Я многое повидал в жизни. Видел людей, умирающих в пыточных камерах, и людей, зажариваемых на кострах, вдыхающих вонь собственного горелого жира. Видел опустошённые и сожженные деревни. Видел, как карают бунтовщиков и их семьи. Видел изнасилования и резню. Но это зрелище отличалось от всего. Потому что эта бойня не имела смысла.С женщин и мужчин не сорвали ни одежду, ни украшения. Не забрали оружия или инструментов. Я не видел следов изнасилования, допросов иль пыток. Всё указывало на то, что толпа налётчиков ворвалась в деревню и убила жителей лишь ради самого удовольствия от убийства. Им ничего не было нужно из того, что имели эти люди. Также это не было способом наказания их за какие-то провинности. Ведь бунтовщиков наказывают иным способом. Меня удивило лишь одно. Почему тела, на которые мы натолкнулись в лесу, были раздеты, а здесь все трупы оставались в одежде? А может на мужчину и женщину в лесу напали, когда они нагими предавались плотским удовольствиям? И потому мы не нашли одежду? Так или иначе, нападающие не были волколаками. Волколаки никогда не используют оружия. Их убеждённость в том, что они дикие звери, не позволила бы им воспользоваться палкой, секирой или копьём. А на телах убитых я ясно видел колотые, резаные и ушибленные раны.

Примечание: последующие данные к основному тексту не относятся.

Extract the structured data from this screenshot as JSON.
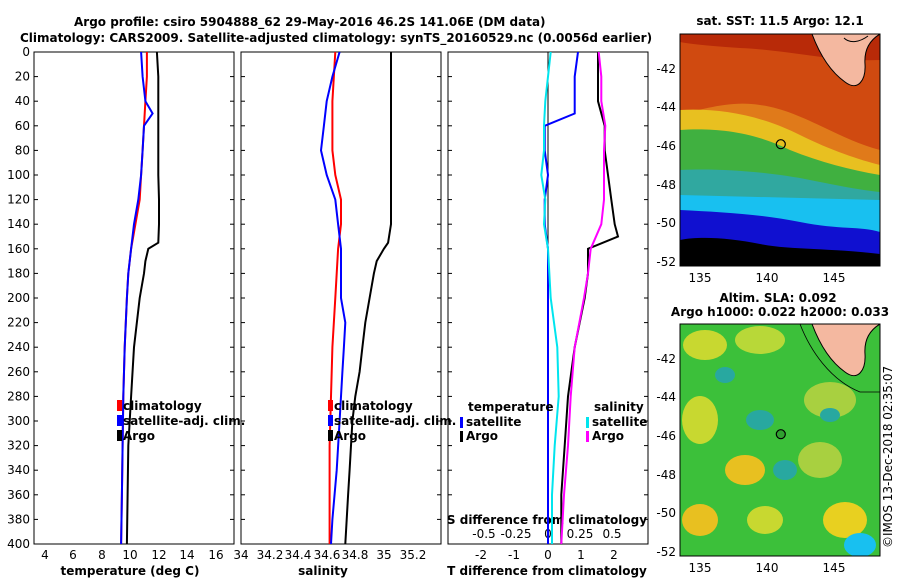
{
  "header": {
    "line1": "Argo profile: csiro 5904888_62 29-May-2016 46.2S 141.06E (DM data)",
    "line2": "Climatology: CARS2009. Satellite-adjusted climatology: synTS_20160529.nc (0.0056d earlier)"
  },
  "colors": {
    "climatology": "#ff0000",
    "satellite": "#0000ff",
    "argo": "#000000",
    "sat_t": "#00e5ee",
    "sat_s": "#00e5ee",
    "argo_s": "#ff00ff"
  },
  "chart_data": [
    {
      "type": "line",
      "id": "temperature",
      "xlabel": "temperature (deg C)",
      "ylabel": "",
      "xlim": [
        3,
        17
      ],
      "ylim": [
        400,
        0
      ],
      "xticks": [
        "4",
        "6",
        "8",
        "10",
        "12",
        "14",
        "16"
      ],
      "yticks": [
        "0",
        "20",
        "40",
        "60",
        "80",
        "100",
        "120",
        "140",
        "160",
        "180",
        "200",
        "220",
        "240",
        "260",
        "280",
        "300",
        "320",
        "340",
        "360",
        "380",
        "400"
      ],
      "legend": [
        "climatology",
        "satellite-adj. clim.",
        "Argo"
      ],
      "series": [
        {
          "name": "climatology",
          "depth": [
            0,
            20,
            40,
            60,
            80,
            100,
            120,
            140,
            160,
            180,
            200,
            240,
            280,
            320,
            360,
            400
          ],
          "values": [
            10.9,
            10.9,
            10.8,
            10.7,
            10.6,
            10.5,
            10.4,
            10.1,
            9.8,
            9.6,
            9.5,
            9.35,
            9.25,
            9.2,
            9.15,
            9.1
          ]
        },
        {
          "name": "satellite-adj. clim.",
          "depth": [
            0,
            20,
            40,
            50,
            60,
            80,
            100,
            120,
            140,
            160,
            180,
            200,
            240,
            280,
            320,
            360,
            400
          ],
          "values": [
            10.5,
            10.6,
            10.8,
            11.3,
            10.7,
            10.6,
            10.5,
            10.3,
            10.0,
            9.8,
            9.6,
            9.5,
            9.35,
            9.25,
            9.2,
            9.15,
            9.1
          ]
        },
        {
          "name": "Argo",
          "depth": [
            0,
            20,
            40,
            60,
            80,
            100,
            120,
            140,
            155,
            160,
            170,
            180,
            200,
            240,
            280,
            320,
            360,
            400
          ],
          "values": [
            11.6,
            11.7,
            11.7,
            11.7,
            11.7,
            11.7,
            11.75,
            11.75,
            11.7,
            11.0,
            10.8,
            10.7,
            10.4,
            10.0,
            9.8,
            9.6,
            9.55,
            9.5
          ]
        }
      ]
    },
    {
      "type": "line",
      "id": "salinity",
      "xlabel": "salinity",
      "xlim": [
        34.0,
        35.4
      ],
      "ylim": [
        400,
        0
      ],
      "xticks": [
        "34",
        "34.2",
        "34.4",
        "34.6",
        "34.8",
        "35",
        "35.2"
      ],
      "legend": [
        "climatology",
        "satellite-adj. clim.",
        "Argo"
      ],
      "series": [
        {
          "name": "climatology",
          "depth": [
            0,
            40,
            80,
            100,
            120,
            140,
            160,
            200,
            240,
            280,
            320,
            360,
            400
          ],
          "values": [
            34.66,
            34.64,
            34.64,
            34.66,
            34.7,
            34.7,
            34.68,
            34.66,
            34.64,
            34.63,
            34.62,
            34.62,
            34.62
          ]
        },
        {
          "name": "satellite-adj. clim.",
          "depth": [
            0,
            20,
            40,
            60,
            80,
            100,
            120,
            140,
            160,
            200,
            220,
            240,
            260,
            300,
            340,
            380,
            400
          ],
          "values": [
            34.69,
            34.64,
            34.6,
            34.58,
            34.56,
            34.6,
            34.66,
            34.68,
            34.7,
            34.7,
            34.73,
            34.72,
            34.71,
            34.69,
            34.67,
            34.64,
            34.63
          ]
        },
        {
          "name": "Argo",
          "depth": [
            0,
            20,
            140,
            155,
            160,
            170,
            180,
            200,
            220,
            240,
            260,
            280,
            300,
            320,
            340,
            360,
            380,
            400
          ],
          "values": [
            35.05,
            35.05,
            35.05,
            35.03,
            35.0,
            34.95,
            34.93,
            34.9,
            34.87,
            34.85,
            34.83,
            34.8,
            34.78,
            34.77,
            34.76,
            34.75,
            34.74,
            34.73
          ]
        }
      ]
    },
    {
      "type": "line",
      "id": "differences",
      "xlabel": "T difference from climatology",
      "xlabel2": "S difference from climatology",
      "xlim": [
        -3,
        3
      ],
      "ylim": [
        400,
        0
      ],
      "xticks": [
        "-2",
        "-1",
        "0",
        "1",
        "2"
      ],
      "xticks2": [
        "-0.5",
        "-0.25",
        "0",
        "0.25",
        "0.5"
      ],
      "legend_temperature": {
        "title": "temperature",
        "items": [
          "satellite",
          "Argo"
        ]
      },
      "legend_salinity": {
        "title": "salinity",
        "items": [
          "satellite",
          "Argo"
        ]
      },
      "series": [
        {
          "name": "T satellite",
          "depth": [
            0,
            20,
            40,
            50,
            60,
            80,
            100,
            120,
            140,
            160,
            200,
            260,
            300,
            400
          ],
          "values": [
            0.9,
            0.8,
            0.8,
            0.8,
            -0.1,
            -0.1,
            0.0,
            -0.1,
            -0.1,
            0.0,
            0.0,
            0.0,
            0.0,
            0.0
          ]
        },
        {
          "name": "T Argo",
          "depth": [
            0,
            20,
            40,
            60,
            80,
            100,
            120,
            140,
            150,
            160,
            180,
            200,
            240,
            280,
            320,
            360,
            400
          ],
          "values": [
            1.5,
            1.5,
            1.5,
            1.7,
            1.7,
            1.8,
            1.9,
            2.0,
            2.1,
            1.2,
            1.2,
            1.1,
            0.8,
            0.6,
            0.5,
            0.4,
            0.4
          ]
        },
        {
          "name": "S satellite",
          "depth": [
            0,
            20,
            40,
            60,
            80,
            100,
            120,
            140,
            160,
            200,
            240,
            280,
            320,
            360,
            400
          ],
          "values": [
            0.02,
            0.0,
            -0.02,
            -0.03,
            -0.03,
            -0.05,
            -0.02,
            -0.03,
            0.0,
            0.02,
            0.07,
            0.08,
            0.05,
            0.03,
            0.03
          ],
          "scale": "salinity"
        },
        {
          "name": "S Argo",
          "depth": [
            0,
            20,
            40,
            60,
            80,
            100,
            120,
            140,
            160,
            180,
            200,
            240,
            280,
            320,
            360,
            400
          ],
          "values": [
            0.38,
            0.4,
            0.4,
            0.43,
            0.42,
            0.42,
            0.42,
            0.4,
            0.32,
            0.3,
            0.27,
            0.2,
            0.17,
            0.15,
            0.12,
            0.1
          ],
          "scale": "salinity"
        }
      ]
    },
    {
      "type": "heatmap",
      "id": "sst-map",
      "title": "sat. SST: 11.5 Argo: 12.1",
      "xticks": [
        "135",
        "140",
        "145"
      ],
      "yticks": [
        "-42",
        "-44",
        "-46",
        "-48",
        "-50",
        "-52"
      ],
      "xlim": [
        133.5,
        148.5
      ],
      "ylim": [
        -52.5,
        -40.5
      ],
      "marker": {
        "lon": 141.06,
        "lat": -46.2
      }
    },
    {
      "type": "heatmap",
      "id": "sla-map",
      "title": "Altim. SLA: 0.092",
      "subtitle": "Argo h1000: 0.022 h2000: 0.033",
      "xticks": [
        "135",
        "140",
        "145"
      ],
      "yticks": [
        "-42",
        "-44",
        "-46",
        "-48",
        "-50",
        "-52"
      ],
      "xlim": [
        133.5,
        148.5
      ],
      "ylim": [
        -52.5,
        -40.5
      ],
      "marker": {
        "lon": 141.06,
        "lat": -46.2
      }
    }
  ],
  "watermark": "©IMOS 13-Dec-2018 02:35:07"
}
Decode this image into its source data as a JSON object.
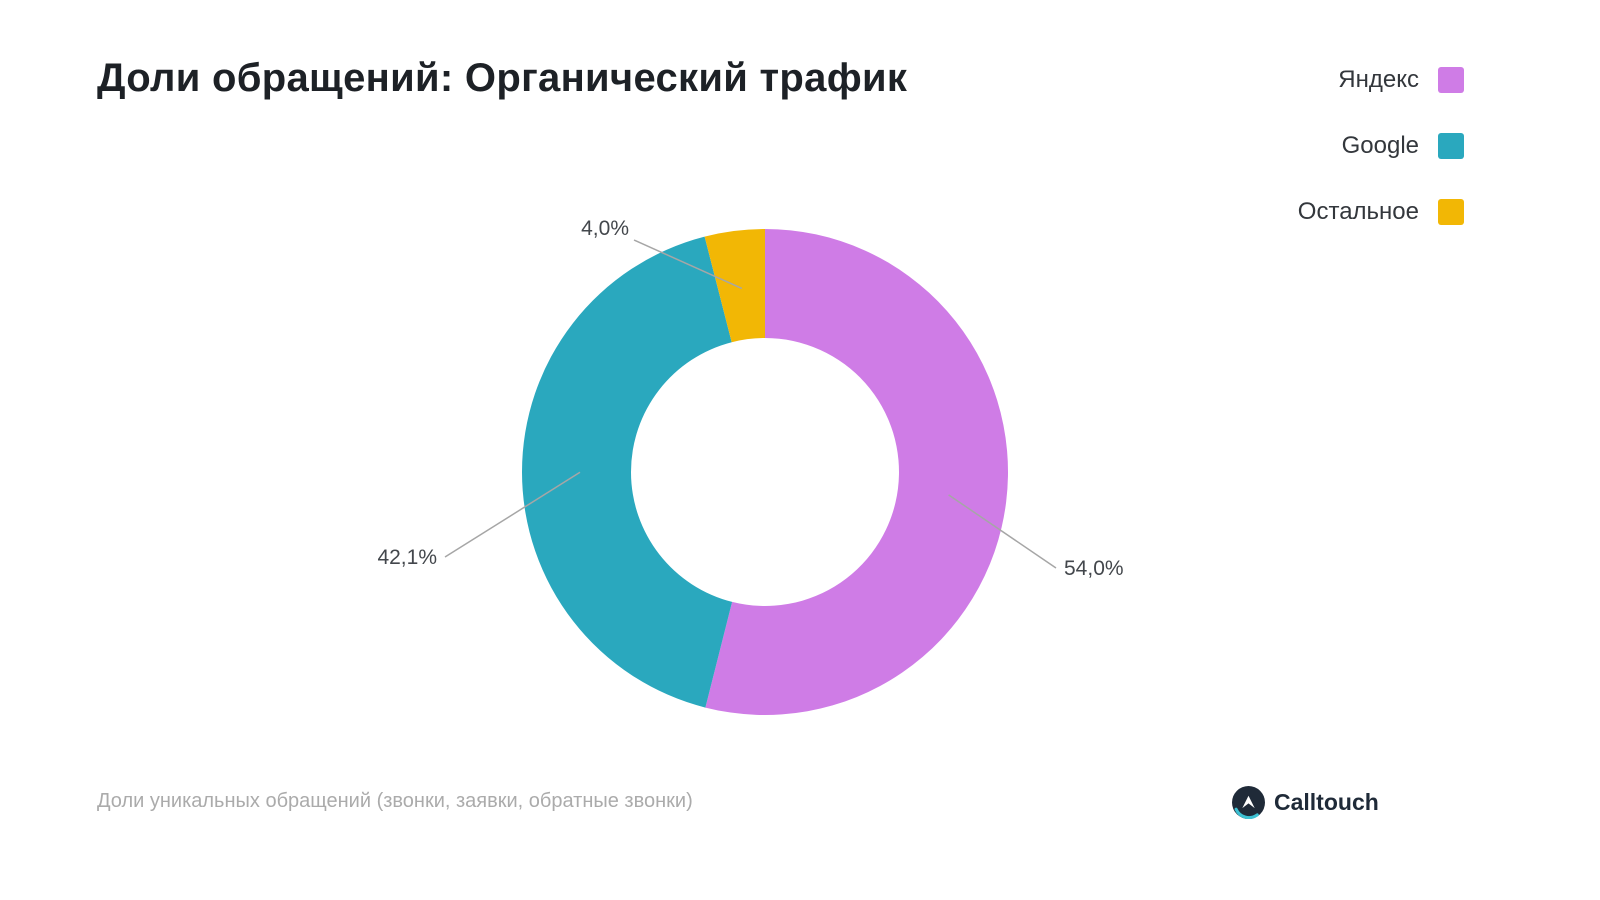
{
  "page": {
    "title": "Доли обращений: Органический трафик",
    "footnote": "Доли уникальных обращений (звонки, заявки, обратные звонки)",
    "brand_name": "Calltouch"
  },
  "chart_data": {
    "type": "pie",
    "subtype": "donut",
    "title": "Доли обращений: Органический трафик",
    "categories": [
      "Яндекс",
      "Google",
      "Остальное"
    ],
    "values": [
      54.0,
      42.1,
      4.0
    ],
    "value_labels": [
      "54,0%",
      "42,1%",
      "4,0%"
    ],
    "colors": [
      "#CF7CE6",
      "#2AA8BE",
      "#F2B705"
    ],
    "start_angle_deg": 0,
    "direction": "clockwise",
    "donut_hole_ratio": 0.55,
    "legend_position": "top-right",
    "legend": [
      "Яндекс",
      "Google",
      "Остальное"
    ]
  },
  "colors": {
    "title_text": "#1D2126",
    "legend_text": "#33373C",
    "slice_label_text": "#43474C",
    "leader_line": "#A6A6A6",
    "footnote_text": "#ABABAB",
    "brand_dark": "#1F2A38",
    "brand_teal": "#3DC1D3"
  }
}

— Эсса. — Девушка, едущая на моём коне, показала пальцем на женщину, чью голову разбили об облицовку колодца. — Моя подруга. — Она всхлипнула и вытерла нос рукой. — Должна была выйти замуж…
Я сошёл с коня и подал ей руку. Она, было, заколебалась, но потом соскочила. Я видел, что она старается отводить взгляд от трупов.
— Осмотрите тут всё, — приказал я парням. — И докладывайте мне о всякой странной вещи, которую заметите.
— Тут всё странное, — пробормотал Смертух.
Я толкнул дверь одного из домов и заглянул внутрь. В помещении было пусто, только на очаге лежал перевёрнутый котелок. Я кивнул Элиссе.
— Останься здесь, — приказал я. — А я осмотрюсь по деревне.
— Вы вернётесь за мной, господин? Правда? Вернётесь? — забормотала она со страхом.
— Элисса. — Я взял её за руку. — Конечно, вернусь. Тут тебе уже ничего не грозит. Сядь и жди меня.
Я вышел наружу и тщательно закрыл за собой дверь. Я не думал, чтобы нам сейчас что-либо угрожало, но девушка была единственным свидетелем преступления. И, возможно, в случае чего, опознает нападающих. И тогда придёт время Мордимера и его смиренно задаваемых вопросов. Но проясним себе один вопрос, любезные мои. Мордимер Маддердин — лицензированный инквизитор епископа Хез-хезрона — не рыцарь на белом коне, заступник угнетённых и бич преступников. Мир живёт по своим законам, один из которых гласит, что слабые всегда становятся добычей сильных. Поэтому я бы особо не беспокоился, если бы речь шла о банде мародёров или головорезов, рыскающих по деревням и собирающих отступные, либо забавляющихся с местными девками. Но здесь дело выглядело более серьёзным, и я задумался, а не замешаны ли здесь колдовство или поклонение какому-нибудь варварскому культу.
Я подошёл к Смертуху, который, присев на корточки, внимательно осматривал тело старого мужчины с раскроенным надвое черепом.
— Слышал когда-нибудь о чём-то подобном? — спросил я.
У Смертуха замечательная память. Может он не слишком умный, но способен привести дословно разговоры годичной давности, а все сплетни и слухи устроили себе в его голове уютную кладовую.
— Нет, Мордимер, — он поднял на меня взгляд, — Ни о чём, что напоминало бы эту деревню.
— Ритуальные убийства? Культ насилия и войны? Жертвенный каннибализм? — подсказал я, не слишком веря в собственные слова.
— Не подходит, Мордимер, — он покрутил головой. — Всё не так.
— Что-то нашёл? — я посмотрел на останки старого человека.
— То же самое. Избит, исколот, изрублен, потом изгрызен…
— Надругались над уже мёртвым телом, так ведь? Это тебе ничего не напоминает?
Он снова покрутил головой.
— Мне жаль, Мордимер.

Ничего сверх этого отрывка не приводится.